Im Herbst 2021 wurden die 577 Wohnungen von der landeseigenen Wohnungsbaugesellschaft Berlin-Mitte mbH (WMB) aufgekauft. Erklärtes Ziel des Unternehmens ist hier die Sicherung bezahlbaren innerstädtischen Wohnraums, was ganz im Interesse des Berliner Senats läge, wie es der Bausenator Sebastian Scheel (Linke) bestätigte.
Die Finanzstaatssekretärin Vera Junker (SPD) vertritt das Land Berlin in der WBM und legt den strategischen Schwerpunkt etwas anders, indem sie auf die Notwendigkeit der Schaffung beziehungsweise des Erhalts „lebenswerter und sozial gemischter Kieze“ verweist. Doch oberste Priorität müsse aber der Neubau von Wohnungen sein, will man den Menschen bezahlbare Wohnungen in der Innenstadt zur Verfügung stellen. Ankäufe zu tätigen, wohlgemerkt unter dem Gebot der Wirtschaftlichkeit, sollte nur nachrangig betrieben werden.
Der Wohnraum kann Motor für Integration sein
In der Werner-Düttmann-Siedlung gibt es einen beispielhaften Nachbarschaftstreff, den „Dütti-Treff“. Die Mitwirkenden arbeiten hier nach dem Konzept der „aktivierenden interkulturellen Nachbarschaftsarbeit“, das alle Altersklassen mit jeglichem kulturellen Hintergrund zu verbinden sucht. Die Ziele sind im Einzelnen:
- Aktivierung der Nachbarschaft
- Verbesserung von Lebensqualität und nachbarschaftlichem Zusammenhalt
- Unterstützungen in besonderen Lebenssituationen
- Beförderung der Vernetzung der Bewohner, Freiberufler, Initiativen und Vereine innerhalb der Siedlung
- Vertretung der Interessen der Bewohner gegenüber regionalpolitischen Entscheidungsträgern
So ist der Dütti-Treff zugleich Informations-, Kommunikations- und Kulturzentrum, das zum Beispiel künstlerisch-kreative Angebote wie Musik und Theater oder gemeinsames Kochen, aber auch eine Nähwerkstatt bereitstellt.

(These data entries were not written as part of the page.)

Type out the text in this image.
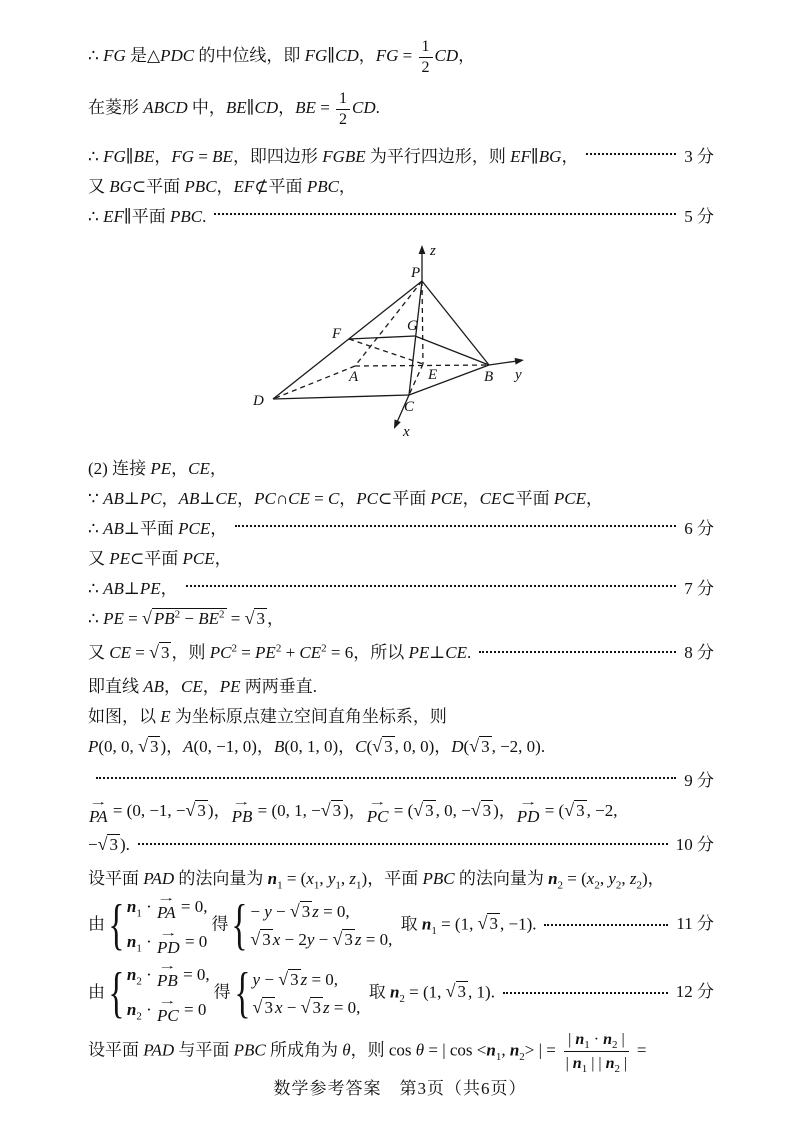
∴ FG 是△PDC 的中位线，即 FG∥CD，FG = $\frac{1}{2}$ CD，
在菱形 ABCD 中，BE∥CD，BE = $\frac{1}{2}$ CD.
∴ FG∥BE，FG = BE，即四边形 FGBE 为平行四边形，则 EF∥BG，	3 分
又 BG⊂平面 PBC，EF⊄平面 PBC，
∴ EF∥平面 PBC.	5 分
z
y
x
P
F	G
A	E	B
C
D
(2) 连接 PE，CE，
∵ AB⊥PC，AB⊥CE，PC∩CE = C，PC⊂平面 PCE，CE⊂平面 PCE，
∴ AB⊥平面 PCE，	6 分
又 PE⊂平面 PCE，
∴ AB⊥PE，	7 分
∴ PE = √ $PB^2 - BE^2$ = √ 3 ，
又 CE = √ 3 ，则 $PC^2 = PE^2 + CE^2 = 6$，所以 PE⊥CE.	8 分
即直线 AB，CE，PE 两两垂直.
如图，以 E 为坐标原点建立空间直角坐标系，则
P(0, 0, √ 3 )，A(0, −1, 0)，B(0, 1, 0)，C( √ 3 , 0, 0)，D( √ 3 , −2, 0).
9 分
→
PA = (0, −1, − √ 3 )， →
PB = (0, 1, − √ 3 )， →
PC = ( √ 3 , 0, − √ 3 )， →
PD = ( √ 3 , −2,
− √ 3 ).	10 分
设平面 PAD 的法向量为 $n_1 = (x_1$, $y_1$, $z_1$)，平面 PBC 的法向量为 $n_2 = (x_2$, $y_2$, $z_2$)，
由 { $n_1$ · →
PA = 0,
$n_1$ · →
PD = 0
得 { − y − √ 3 z = 0,
√ 3 x − 2y − √ 3 z = 0,
取 $n_1 = (1$, √ 3 , −1).	11 分
由 { $n_2$ · →
PB = 0,
$n_2$ · →
PC = 0
得 { y − √ 3 z = 0,
√ 3 x − √ 3 z = 0,
取 $n_2 = (1$, √ 3 , 1).	12 分
设平面 PAD 与平面 PBC 所成角为 θ，则 cos θ = | $\cos <n_1$, $n_2>$ | = $\frac{| n_1 \cdot n_2 |}{| n_1 | | n_2 |}$ =
数学参考答案　第3页（共6页）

Auch als Erstberatungsstelle bei Rechtsfragen und Schulden wird der Dütti-Treff von den Anwohnern gern in Anspruch genommen. Verschiedene Bildungsangebote und geschlossene Gruppen für Frauen, Mädchen oder Väter runden das Angebot ab. Als zentrale Werte werden hier ganz gezielt respektvoller Umgang, gegenseitige Akzeptanz und ein verantwortungsvolles Füreinander vermittelt.